An artist’s rendition of the elementary particles
(Walter Murch, the film’s editor, via theoryandpractice.org)
Nobody had a big enough machine to see it, so this is also the story of the biggest machine ever built, 17 miles or so of microelectronics and supermagnets that need to be kept cool with liquid helium at the coldest possible temperatures.
It’s the story of people who simultaneously compete fiercely and collaborate successfully, tireless workers who write and perform rap songs about subatomic particles every time their work gets to the next phase, real-life heroes who ride their bikes to work at one of mankind’s greatest technological achievements.
It’s about people who have no idea what the economic advantages of their experiments might be in the future and are, in fact, puzzled at the question, since art and science often neither have nor need an economic motivation.
But most importantly, it’s the story of creativity and achievement at the highest level, where nothing fits into neat little packets of information but instead comes in millions of data points that thousands of people pore over for their entire lives, where they wake up one day and discover that what should have happened, according to their theories, is millions and billions of times different from what actually happened, and they think to themselves, “Gee, if I was so far off, then there must be something very wrong with what I’ve spent these last 30 years doing, and now that I know, I’m ready for retirement.”
This movie will take your breath away
It will resonate with high achievers from every discipline, scientists who suffer great setbacks after decades of work and cheerily tackle the next challenge—like the machine, known as the Large Hadron Collider, built at CERN in Geneva, Switzerland, solely to determine if physicists could catch a glimpse of the elusive Higgs boson at the center of their theories.
The machine took several years to build and cooperation from scientists whose countries were sworn enemies—countries like Iran and Israel, Pakistan and India, Russia and Georgia. All came together to build a machine capable of seeing a subatomic particle that is about 10,000 times smaller than the nucleus of an atom.

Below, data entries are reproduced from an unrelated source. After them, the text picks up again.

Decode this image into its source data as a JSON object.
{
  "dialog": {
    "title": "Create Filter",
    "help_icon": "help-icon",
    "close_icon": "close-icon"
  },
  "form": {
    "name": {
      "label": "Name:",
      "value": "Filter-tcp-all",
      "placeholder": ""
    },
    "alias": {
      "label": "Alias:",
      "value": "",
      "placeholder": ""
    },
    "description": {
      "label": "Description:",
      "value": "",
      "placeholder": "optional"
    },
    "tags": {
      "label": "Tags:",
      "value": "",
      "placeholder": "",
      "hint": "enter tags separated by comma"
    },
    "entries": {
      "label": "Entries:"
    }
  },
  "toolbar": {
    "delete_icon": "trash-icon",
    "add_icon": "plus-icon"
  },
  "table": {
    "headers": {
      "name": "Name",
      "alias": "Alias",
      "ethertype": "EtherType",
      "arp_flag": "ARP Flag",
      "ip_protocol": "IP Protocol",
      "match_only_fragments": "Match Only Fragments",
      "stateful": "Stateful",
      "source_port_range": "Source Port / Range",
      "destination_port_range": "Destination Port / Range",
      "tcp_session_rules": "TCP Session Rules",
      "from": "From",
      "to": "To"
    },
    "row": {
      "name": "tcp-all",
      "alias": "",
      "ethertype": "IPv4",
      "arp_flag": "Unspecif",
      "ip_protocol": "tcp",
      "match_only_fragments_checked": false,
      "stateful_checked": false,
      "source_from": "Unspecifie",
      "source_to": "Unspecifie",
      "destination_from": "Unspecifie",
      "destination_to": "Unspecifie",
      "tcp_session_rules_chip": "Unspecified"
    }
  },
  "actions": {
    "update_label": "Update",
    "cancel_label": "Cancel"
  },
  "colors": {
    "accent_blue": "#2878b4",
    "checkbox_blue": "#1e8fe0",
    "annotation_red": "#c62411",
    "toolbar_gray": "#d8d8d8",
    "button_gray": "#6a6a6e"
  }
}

What the LHC does, on a basic understanding, is send helium nuclei spinning around in a tunnel powered by magnets. The nuclei travel around this tunnel millions of times, picking up speed until they come very close to the speed of light. One beam goes clockwise, while the other goes counterclockwise. When they have enough speed (energy), people in the control center at CERN send the beams flying into each other.
That collision is the machine’s raison d’être. It breaks the nuclei up into lots of subatomic particles, and scientists at four different experiments at CERN record the collision with something like a seven-story camera. They look for patterns relevant to their individual experiments in the massive data that emerges.

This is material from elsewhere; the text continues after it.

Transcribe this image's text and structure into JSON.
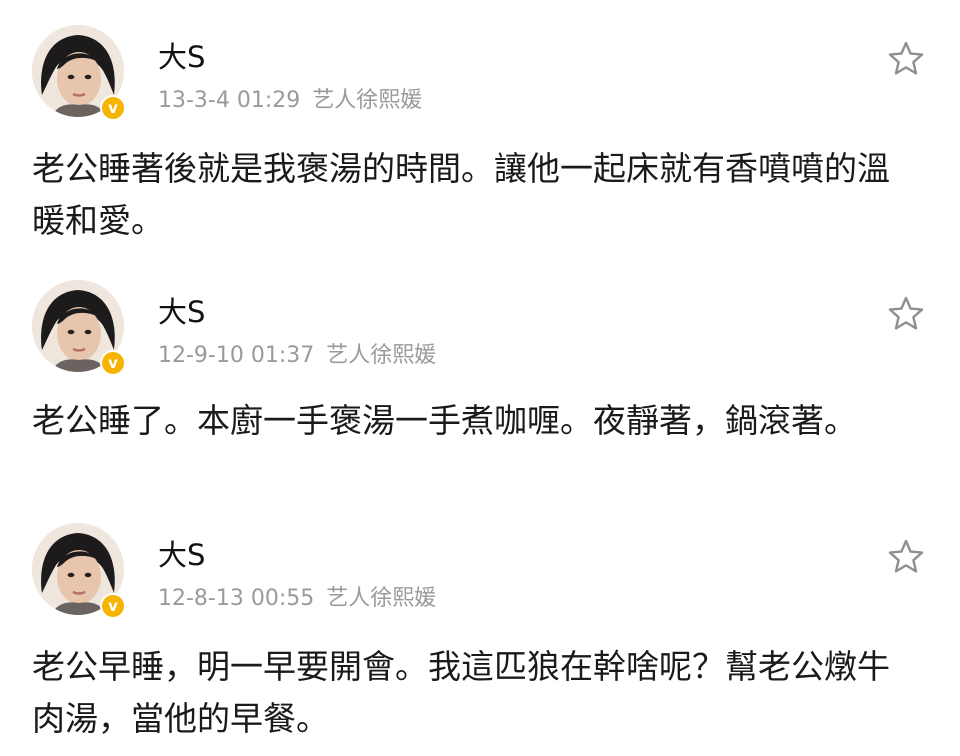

Shortly after scientists first celebrated turning the beam on, the tunnel sprang a leak, and the future of the LHC was in doubt. Scientists and technicians couldn’t exactly go out to the place where the leak occurred and put their thumb in it. The magnets had to be warmed up—slowly, so they wouldn’t break—and then removed and examined.
The damage was extensive, which gave scientists grave concerns about letting the media in the next time they fired up the collider. “If we screw this up,” with all kinds of media and camera crews in the room, CERN itself could be seen as a failure, said Fabiola Gianotti in the movie. As a spokesperson of the ATLAS experiment, she wanted to smash the beams into each other the night before the press got there, just to make sure everything was going to work.
But, everyone figured, social media would get a hold of the story and never let go, and it would be a public relations disaster.
The second time was a charm, though.
Take-home lessons (a few of them)
What is so impressive about this project, from an educational point of view, is that scientists had developed so many theories, and they all hinged on the Higgs boson. If the Higgs had a mass (energy) of 115 GeV (giga-electron volts, roughly 115 times the mass of an electron), theories that hypothesized something known as supersymmetry would be supported. If, on the other hand, the Higgs came in closer to 140 GeV, something known as a multiverse would be supported and supersymmetry would be ruled out.
Going in, nobody knew which theory was correct and which theory had been the stuff of wasted lives in pursuit of something that never was.
But to find out, they had to build the machine. What they got was something in the middle, about 125 GeV. Everybody’s theory was wrong—or at least, partially complete. This led the film’s director Mark Levinson, to reflect on camera about what he would do next.
The good news, for movie fans, is there’s always something new to discover. The LHC is undergoing upgrades now, bringing up the power, hoping to smash things into each other with more force to jar a few more particles loose and into a new class of detector. But the big subatomic particle, the Higgs boson, has been seen and recorded. The discovery was announced at CERN with Peter Higgs himself in the room when the data that proved its existence was broadcast to the world. He later shared the Nobel Prize for the theory.
It’s a story of cooperation and achievement that will inspire generations to come, perhaps more than walking on the moon did in the 1960s.